For Fry, who began the transition to his current role at the end of 2016 but only officially stepped up in January, overseeing these changes and making the most out of each of the five business units are top of his agenda. To do that, of course, requires bringing the company and its people with him on the journey and for that, Fry said, giving them a sense of purpose about the changes is really important.

“It’s clear for Sanofi that we are a company that want to accompany peoples’ healthcare journey throughout their life – we’re not a company that is focusing in on one area. The other thing is that there is a lot of expertise in areas from medical to finance to supply chains and so on – and all sorts of different areas of the business have to come together to make this work, and you have to rely on that expertise. If people feel like they being relied on it gives them purpose, they’re empowered and they can accomplish it.”

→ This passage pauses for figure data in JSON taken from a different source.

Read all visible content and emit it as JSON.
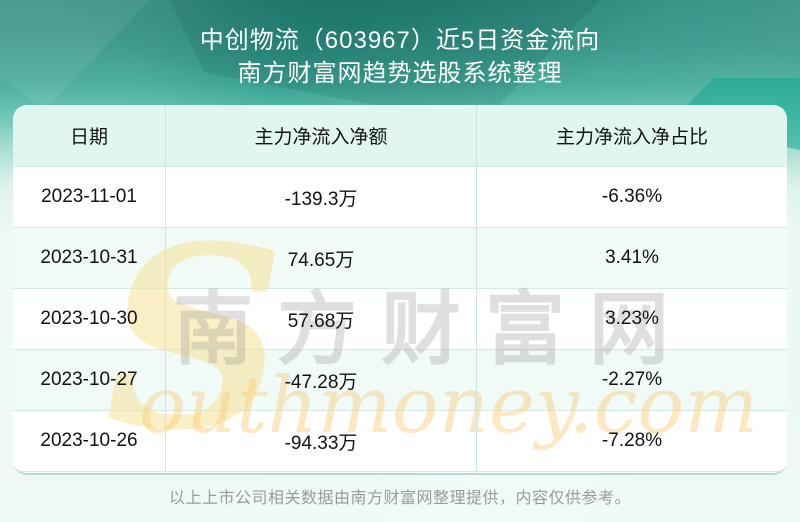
{
  "header": {
    "title_line1": "中创物流（603967）近5日资金流向",
    "title_line2": "南方财富网趋势选股系统整理"
  },
  "table": {
    "columns": [
      "日期",
      "主力净流入净额",
      "主力净流入净占比"
    ],
    "rows": [
      {
        "date": "2023-11-01",
        "amount": "-139.3万",
        "ratio": "-6.36%"
      },
      {
        "date": "2023-10-31",
        "amount": "74.65万",
        "ratio": "3.41%"
      },
      {
        "date": "2023-10-30",
        "amount": "57.68万",
        "ratio": "3.23%"
      },
      {
        "date": "2023-10-27",
        "amount": "-47.28万",
        "ratio": "-2.27%"
      },
      {
        "date": "2023-10-26",
        "amount": "-94.33万",
        "ratio": "-7.28%"
      }
    ]
  },
  "watermark": {
    "big_s": "S",
    "cn": "南方财富网",
    "script": "outhmoney.com"
  },
  "footer": {
    "disclaimer": "以上上市公司相关数据由南方财富网整理提供，内容仅供参考。"
  },
  "colors": {
    "header_gradient_top": "#26897c",
    "page_bottom": "#eef9f6",
    "table_head_bg": "#e2f6f1",
    "row_stripe_bg": "#f0faf7",
    "grid_line": "#c9e7e1",
    "title_text": "#ffffff",
    "cell_text": "#131313",
    "disclaimer_text": "#9b9b9b",
    "watermark_yellow": "rgba(250,205,120,0.45)",
    "watermark_gray": "rgba(150,150,150,0.30)"
  },
  "chart_data": {
    "type": "table",
    "title": "中创物流（603967）近5日资金流向",
    "subtitle": "南方财富网趋势选股系统整理",
    "columns": [
      "日期",
      "主力净流入净额",
      "主力净流入净占比"
    ],
    "rows": [
      [
        "2023-11-01",
        "-139.3万",
        "-6.36%"
      ],
      [
        "2023-10-31",
        "74.65万",
        "3.41%"
      ],
      [
        "2023-10-30",
        "57.68万",
        "3.23%"
      ],
      [
        "2023-10-27",
        "-47.28万",
        "-2.27%"
      ],
      [
        "2023-10-26",
        "-94.33万",
        "-7.28%"
      ]
    ],
    "net_inflow_wan": [
      -139.3,
      74.65,
      57.68,
      -47.28,
      -94.33
    ],
    "net_inflow_pct": [
      -6.36,
      3.41,
      3.23,
      -2.27,
      -7.28
    ]
  }
}
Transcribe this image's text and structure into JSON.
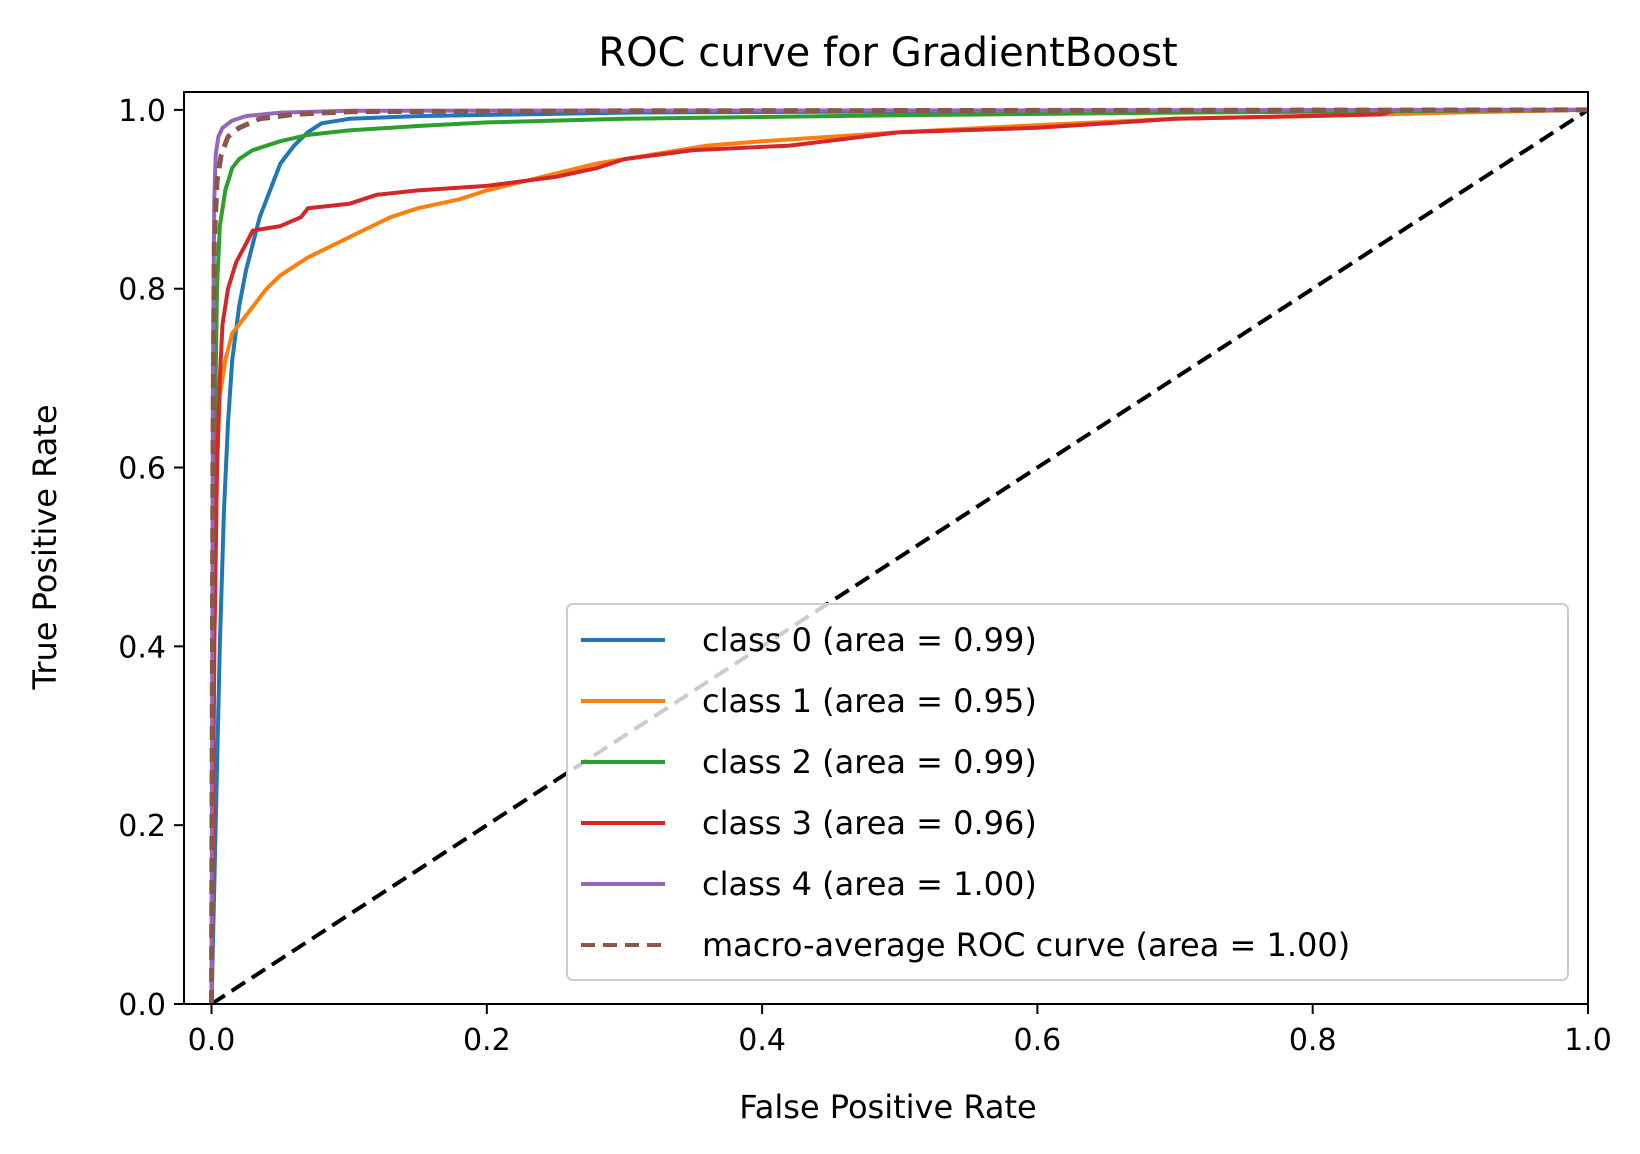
{
  "chart_data": {
    "type": "line",
    "title": "ROC curve for GradientBoost",
    "xlabel": "False Positive Rate",
    "ylabel": "True Positive Rate",
    "xlim": [
      -0.02,
      1.0
    ],
    "ylim": [
      0.0,
      1.02
    ],
    "xticks": [
      0.0,
      0.2,
      0.4,
      0.6,
      0.8,
      1.0
    ],
    "xtick_labels": [
      "0.0",
      "0.2",
      "0.4",
      "0.6",
      "0.8",
      "1.0"
    ],
    "yticks": [
      0.0,
      0.2,
      0.4,
      0.6,
      0.8,
      1.0
    ],
    "ytick_labels": [
      "0.0",
      "0.2",
      "0.4",
      "0.6",
      "0.8",
      "1.0"
    ],
    "grid": false,
    "legend_position": "lower-right",
    "series": [
      {
        "name": "class 0 (area = 0.99)",
        "color": "#1f77b4",
        "style": "solid",
        "points": [
          [
            0.0,
            0.0
          ],
          [
            0.003,
            0.2
          ],
          [
            0.006,
            0.4
          ],
          [
            0.009,
            0.55
          ],
          [
            0.012,
            0.65
          ],
          [
            0.015,
            0.72
          ],
          [
            0.02,
            0.78
          ],
          [
            0.025,
            0.82
          ],
          [
            0.03,
            0.85
          ],
          [
            0.035,
            0.88
          ],
          [
            0.04,
            0.9
          ],
          [
            0.045,
            0.92
          ],
          [
            0.05,
            0.94
          ],
          [
            0.06,
            0.96
          ],
          [
            0.07,
            0.975
          ],
          [
            0.08,
            0.985
          ],
          [
            0.1,
            0.99
          ],
          [
            0.15,
            0.993
          ],
          [
            0.3,
            0.997
          ],
          [
            0.6,
            0.999
          ],
          [
            1.0,
            1.0
          ]
        ]
      },
      {
        "name": "class 1 (area = 0.95)",
        "color": "#ff7f0e",
        "style": "solid",
        "points": [
          [
            0.0,
            0.0
          ],
          [
            0.002,
            0.4
          ],
          [
            0.004,
            0.6
          ],
          [
            0.006,
            0.68
          ],
          [
            0.01,
            0.72
          ],
          [
            0.015,
            0.75
          ],
          [
            0.02,
            0.76
          ],
          [
            0.03,
            0.78
          ],
          [
            0.04,
            0.8
          ],
          [
            0.05,
            0.815
          ],
          [
            0.07,
            0.835
          ],
          [
            0.09,
            0.85
          ],
          [
            0.11,
            0.865
          ],
          [
            0.13,
            0.88
          ],
          [
            0.15,
            0.89
          ],
          [
            0.18,
            0.9
          ],
          [
            0.2,
            0.91
          ],
          [
            0.24,
            0.925
          ],
          [
            0.28,
            0.94
          ],
          [
            0.32,
            0.95
          ],
          [
            0.36,
            0.96
          ],
          [
            0.4,
            0.965
          ],
          [
            0.45,
            0.97
          ],
          [
            0.5,
            0.975
          ],
          [
            0.6,
            0.983
          ],
          [
            0.7,
            0.99
          ],
          [
            0.8,
            0.993
          ],
          [
            0.9,
            0.997
          ],
          [
            1.0,
            1.0
          ]
        ]
      },
      {
        "name": "class 2 (area = 0.99)",
        "color": "#2ca02c",
        "style": "solid",
        "points": [
          [
            0.0,
            0.0
          ],
          [
            0.002,
            0.6
          ],
          [
            0.004,
            0.8
          ],
          [
            0.006,
            0.87
          ],
          [
            0.01,
            0.91
          ],
          [
            0.015,
            0.935
          ],
          [
            0.02,
            0.945
          ],
          [
            0.03,
            0.955
          ],
          [
            0.05,
            0.965
          ],
          [
            0.07,
            0.972
          ],
          [
            0.1,
            0.977
          ],
          [
            0.15,
            0.982
          ],
          [
            0.2,
            0.986
          ],
          [
            0.3,
            0.99
          ],
          [
            0.5,
            0.994
          ],
          [
            0.7,
            0.997
          ],
          [
            1.0,
            1.0
          ]
        ]
      },
      {
        "name": "class 3 (area = 0.96)",
        "color": "#d62728",
        "style": "solid",
        "points": [
          [
            0.0,
            0.0
          ],
          [
            0.002,
            0.4
          ],
          [
            0.004,
            0.6
          ],
          [
            0.006,
            0.7
          ],
          [
            0.008,
            0.76
          ],
          [
            0.012,
            0.8
          ],
          [
            0.018,
            0.83
          ],
          [
            0.025,
            0.85
          ],
          [
            0.03,
            0.865
          ],
          [
            0.05,
            0.87
          ],
          [
            0.065,
            0.88
          ],
          [
            0.07,
            0.89
          ],
          [
            0.1,
            0.895
          ],
          [
            0.12,
            0.905
          ],
          [
            0.15,
            0.91
          ],
          [
            0.2,
            0.915
          ],
          [
            0.25,
            0.925
          ],
          [
            0.28,
            0.935
          ],
          [
            0.3,
            0.945
          ],
          [
            0.35,
            0.955
          ],
          [
            0.42,
            0.96
          ],
          [
            0.5,
            0.975
          ],
          [
            0.6,
            0.98
          ],
          [
            0.7,
            0.99
          ],
          [
            0.85,
            0.995
          ],
          [
            0.86,
            1.0
          ],
          [
            1.0,
            1.0
          ]
        ]
      },
      {
        "name": "class 4 (area = 1.00)",
        "color": "#9467bd",
        "style": "solid",
        "points": [
          [
            0.0,
            0.0
          ],
          [
            0.001,
            0.7
          ],
          [
            0.002,
            0.9
          ],
          [
            0.003,
            0.95
          ],
          [
            0.005,
            0.97
          ],
          [
            0.008,
            0.98
          ],
          [
            0.015,
            0.988
          ],
          [
            0.025,
            0.993
          ],
          [
            0.05,
            0.997
          ],
          [
            0.1,
            0.999
          ],
          [
            1.0,
            1.0
          ]
        ]
      },
      {
        "name": "macro-average ROC curve (area = 1.00)",
        "color": "#8c564b",
        "style": "dashed",
        "points": [
          [
            0.0,
            0.0
          ],
          [
            0.001,
            0.6
          ],
          [
            0.002,
            0.85
          ],
          [
            0.004,
            0.92
          ],
          [
            0.007,
            0.95
          ],
          [
            0.012,
            0.97
          ],
          [
            0.02,
            0.98
          ],
          [
            0.035,
            0.99
          ],
          [
            0.06,
            0.995
          ],
          [
            0.1,
            0.998
          ],
          [
            0.3,
            0.999
          ],
          [
            1.0,
            1.0
          ]
        ]
      },
      {
        "name": "",
        "color": "#000000",
        "style": "dashed",
        "points": [
          [
            0.0,
            0.0
          ],
          [
            1.0,
            1.0
          ]
        ]
      }
    ]
  }
}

It’s a challenge that Fry can look upon with relatively fresh eyes as he settles into his first UK role in 13 years. Originally from Newcastle, he started out 23 years ago as a rep in south east London, following a classic route through regional and project management roles before getting offered an early shot at general management in the Baltic states – arriving as employee number eight and more or less building up the business from scratch. From there he moved to more global strategic roles and finding switches between those kinds of roles and more country leadership/ operational ones to be particularly beneficial for his career.

Drawing on a widely varied career to date – one that encompassed four years in Russia and then acting as commercial head for the whole of the Sanofi Pasteur MSD joint venture – Fry ended the interview by providing PharmaTimes with some advice for the next generation of aspiring pharma managers.

“Don’t be in too much of a hurry to do a pure vertical rise – give yourself some breadth of experience. What might seem like a sideways move at the time often isn’t, really you’ll be giving yourself a better chance of success by broadening your experience.”